The same research group also offered screening to “high risk” patients in a separate trial mentioned above – UK FOCSS.  This was a prospective observational study (no control group) looking at the performance of annual screening using CA125 and TV ultrasound in 3500 high risk women.  The screening was found to be 80% sensitive.  And in this group there was not a significant “stage shift” in cancers detected.  That is – screening did not move women from an advanced stage of disease at diagnosis to earlier, more treatable disease.  There were a few reasons discussed for this finding and the trial is now in Phase II – in which women are screened at 4-monthly intervals and faster follow-up surgery etc are planned.
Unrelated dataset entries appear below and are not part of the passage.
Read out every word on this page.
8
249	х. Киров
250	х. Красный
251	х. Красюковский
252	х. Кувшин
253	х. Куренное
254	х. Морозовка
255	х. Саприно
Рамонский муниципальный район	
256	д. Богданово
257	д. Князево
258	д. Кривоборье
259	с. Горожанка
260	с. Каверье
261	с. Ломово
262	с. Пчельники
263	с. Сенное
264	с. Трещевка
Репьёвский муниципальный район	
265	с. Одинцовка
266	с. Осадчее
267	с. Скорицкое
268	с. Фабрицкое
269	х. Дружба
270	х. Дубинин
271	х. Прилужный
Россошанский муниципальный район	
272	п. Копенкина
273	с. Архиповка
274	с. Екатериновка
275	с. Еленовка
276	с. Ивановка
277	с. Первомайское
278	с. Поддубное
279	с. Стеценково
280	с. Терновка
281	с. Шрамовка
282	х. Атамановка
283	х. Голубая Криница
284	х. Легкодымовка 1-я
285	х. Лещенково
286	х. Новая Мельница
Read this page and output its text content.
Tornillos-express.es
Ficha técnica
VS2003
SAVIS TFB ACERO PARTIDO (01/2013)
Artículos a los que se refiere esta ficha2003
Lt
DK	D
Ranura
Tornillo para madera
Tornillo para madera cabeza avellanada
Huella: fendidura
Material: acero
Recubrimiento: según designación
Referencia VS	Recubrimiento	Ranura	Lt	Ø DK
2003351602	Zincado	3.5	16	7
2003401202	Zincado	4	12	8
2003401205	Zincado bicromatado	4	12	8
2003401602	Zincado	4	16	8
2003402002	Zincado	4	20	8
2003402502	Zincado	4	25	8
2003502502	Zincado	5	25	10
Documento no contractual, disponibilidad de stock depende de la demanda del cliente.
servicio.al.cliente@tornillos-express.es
So in summary – even in a high risk cohort we have not yet seen a benefit from annual screening in terms of finding earlier disease.  That is the core goal of any screening program – to find earlier and treatable disease.


I am “just a GP”.  I am not a guru in biostats so I may be completely wrong here.  However, I am just a GP who wants to know what to tell my patients when it comes to screening for a nasty disease.  I would love to be able to do something to prevent my patients from getting diagnosed with late-stage ovarian cancer.  Here are my summative thoughts:

  • The UKCTOCS study was large and well conducted.  The results, in my reading, do not show a significant benefit to screening.
  • There are a number of statistical and methodological quirks that do raise questions about the reliability of the results and their external validity
  • The conclusions of the authors are optimistic – yet at the basic scientific level – we cannot reject the null hypothesis based on these numbers.
  • In time we may get more follow-up data which may change the situation.  However, as of December 2015 I do not think we should be changing our practice.
  • Screening for ovarian cancer remains unproven and the harms remain largely unknown.
  • I would really likely see the all-cause mortality data presented in a clear manner so that we can all look at it and make our own conclusions.

Based upon my reading of this paper and the surrounding data I do not think I will be recommending screening with any tool for ovarian cancer to my patients.

I am somewhat concerned that this paper and the media hype around it may represent the “edge of the wedge” – a foot in the door for screening which remains unproven.  We have all seen and struggled through the perils of prostate cancer and mammography over-diagnosis.  At best guess the “number need to screen” is somewhere between 2000 and infinity.  This is a very weak effect if any at all.  We should be investing our time, money and patient’s goodwill in other health pursuits for now.